Ein paar Bierchen hier und da. Was konnte das schon schaden?
VIERZEHN
Das Telefon weckte ihn, aber es dauerte eine Weile, bis er den Hörer gefunden hatte. Außer einem schlechten Gewissen hatte das Bier offenbar keinerlei Nachwirkungen hinterlassen, wohl aber forderte das kleine Abenteuer mit der Cessna seinen Tribut. Die Stellen an Hals und Schultern, an denen ihn die Gurte beim Aufprall der Maschine auf dem Boden gehalten hatten, waren blau unterlaufen, und um die Taille zog sich ein wie mit dem Lineal gezogener Bluterguss, außerdem hatte er mindestens zwei Beulen am Kopf. Die erste stammte von dem Stoß ans Kabinendach, an den er sich erinnern konnte, die zweite musste auf einen Stoß zurückgehen, von dem er nichts wusste. Er war mit den Knien gegen die Rückenlehnen der Pilotensitze gekracht und hatte die daraus resultierenden Prellungen zunächst für unbedeutend gehalten; im Laufe der Nacht waren sie aber schlimmer geworden. Auf Armen und Nacken hatte er einen Sonnenbrand.
»Fröhliche Weihnachten«, begrüßte ihn eine Stimme. Es war Valdir, und ein Blick auf die Uhr zeigte Nate, dass es fast neun war.
»Danke, gleichfalls«, sagte er.
»Wie geht es Ihnen?«
»Gut, danke.«
»Nun ja, Jevy hat mich gestern Abend angerufen und mir die Sache mit dem Flugzeug berichtet. Milton muss ja verrückt sein, dass er in ein Gewitter fliegt. Ich werde ihn nie wieder beschäftigen.«
»Ich auch nicht.«
»Und geht es Ihnen gut?«
»Ja.«
»Brauchen Sie einen Arzt?«
»Nein.«
»Jevy meint, dass Ihnen nichts weiter fehlt.«
»Mir geht es gut - ich habe nur ein paar Blutergüsse.«
Nach einer kurzen Pause fuhr Valdir fort: »Heute Nachmittag feiern wir bei mir zu Hause Weihnachten - nur meine Familie und ein paar Freunde. Würden Sie gern kommen?«
Die Einladung klang förmlich. Nate wusste nicht recht, ob Valdir sie nur aus Höflichkeit aussprach oder ob seine Steifheit mit seiner Sprechweise zusammenhing; immerhin war Englisch für ihn eine Fremdsprache.

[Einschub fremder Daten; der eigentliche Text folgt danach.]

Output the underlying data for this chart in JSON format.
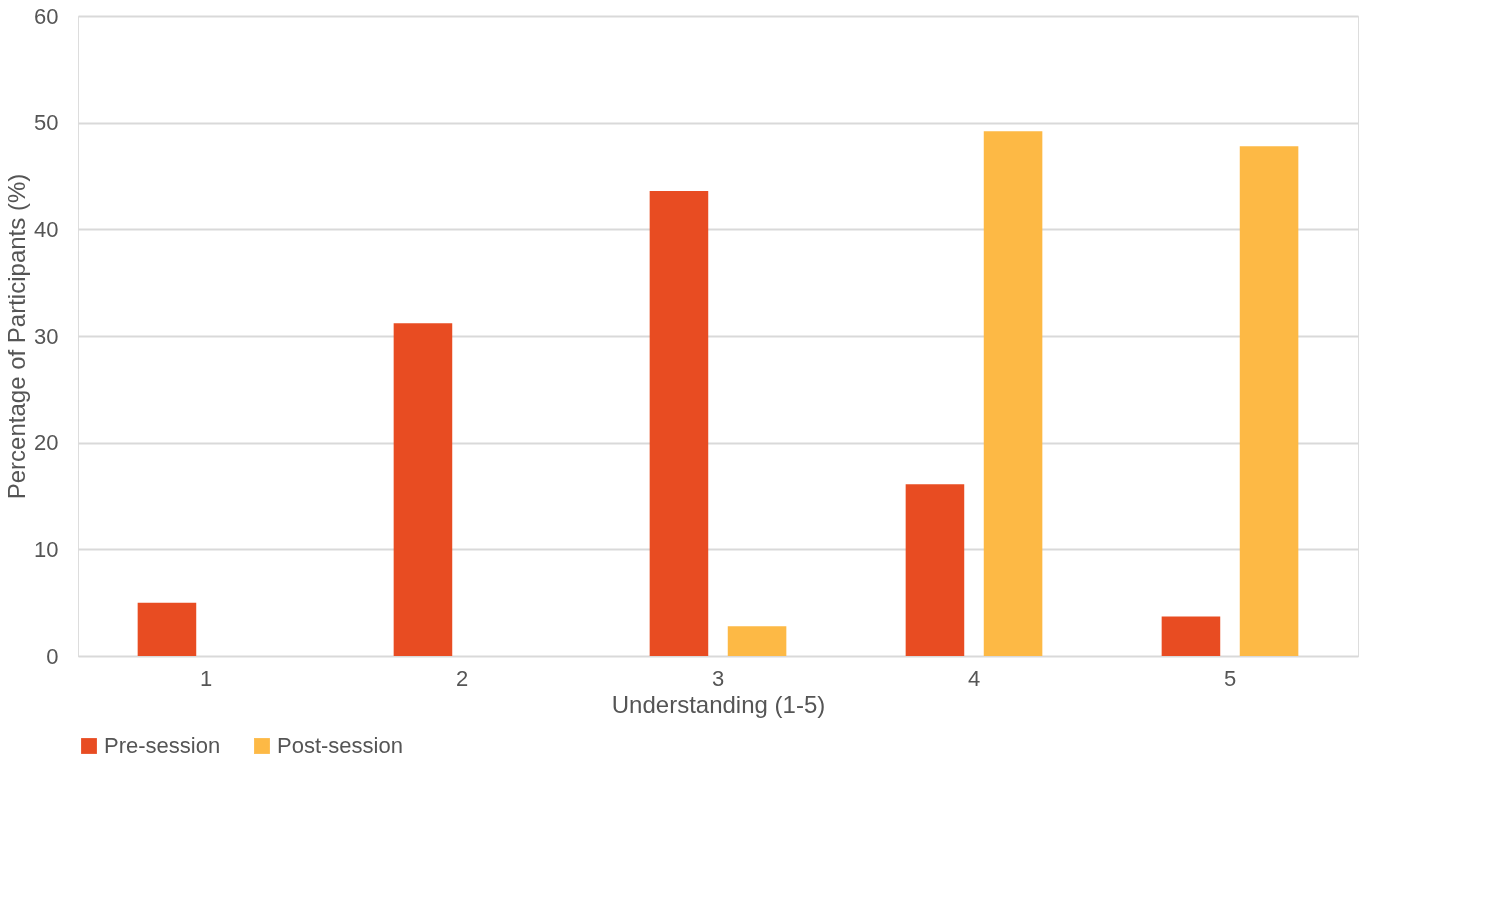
{
  "chart_data": {
    "type": "bar",
    "xlabel": "Understanding (1-5)",
    "ylabel": "Percentage of Participants (%)",
    "categories": [
      "1",
      "2",
      "3",
      "4",
      "5"
    ],
    "series": [
      {
        "name": "Pre-session",
        "color": "#e84c22",
        "values": [
          5.0,
          31.2,
          43.6,
          16.1,
          3.7
        ]
      },
      {
        "name": "Post-session",
        "color": "#fdb945",
        "values": [
          0,
          0,
          2.8,
          49.2,
          47.8
        ]
      }
    ],
    "ylim": [
      0,
      60
    ],
    "yticks": [
      0,
      10,
      20,
      30,
      40,
      50,
      60
    ],
    "grid": "y",
    "legend": "bottom"
  }
}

»Das ist sehr freundlich von Ihnen«, sagte er. »Aber ich muss viel lesen.« ,
»Sind Sie sicher?«
»Ja, vielen Dank.«
»Nun gut. Ich habe übrigens eine gute Nachricht für Sie. Es ist mir gestern gelungen, ein Boot für Sie zu mieten.« Er brauchte nicht lange, um von der Weihnachtsfeier auf das Boot zu kommen.
»Gut. Wann kann ich aufbrechen?«
»Vielleicht morgen. Es muss noch dies und jenes vorbereitet werden. Jevy kennt das Boot.«
»Ich kann es gar nicht abwarten, auf den Fluss zu kommen, vor allem nach dem gestrigen Tag.«
Dann berichtete ihm Valdir langatmig, wie hart er mit dem Besitzer des Bootes hatte verhandeln müssen. Von diesem Mann sei allgemein bekannt, dass er den Hals nicht voll bekommen könne. Anfangs habe er tausend Reais pro Woche verlangt, doch hätten sie sich schließlich auf sechshundert geeinigt. Nate hörte zu, aber es interessierte ihn nicht. Der Phelan-Nachlaß konnte sich das leisten.
Valdir verabschiedete sich mit einem weiteren »Fröhliche Weihnachten«.
Nates Sportschuhe waren immer noch nass, aber er zog sie trotzdem an, dazu eine Laufhose und ein T-Shirt. Er wollte versuchen, ein wenig zu joggen, und falls sein Körper nicht mitspielte, würde er einfach etwas gehen. Er brauchte frische Luft und Bewegung. Während er sich im Zimmer zu schaffen machte, sah er die leeren Bierdosen im Papierkorb.
Darum würde er sich später kümmern. Das war kein Rückfall, und es würde nicht zu einem Absturz führen. Sein Leben war am Vortag wie ein Film vor ihm abgelaufen, und damit hatte sich alles geändert. Er könnte tot sein. Jetzt war jeder neue Tag ein Geschenk, musste er jeden Augenblick genießen. Warum nicht einige der Freuden des Lebens mitnehmen?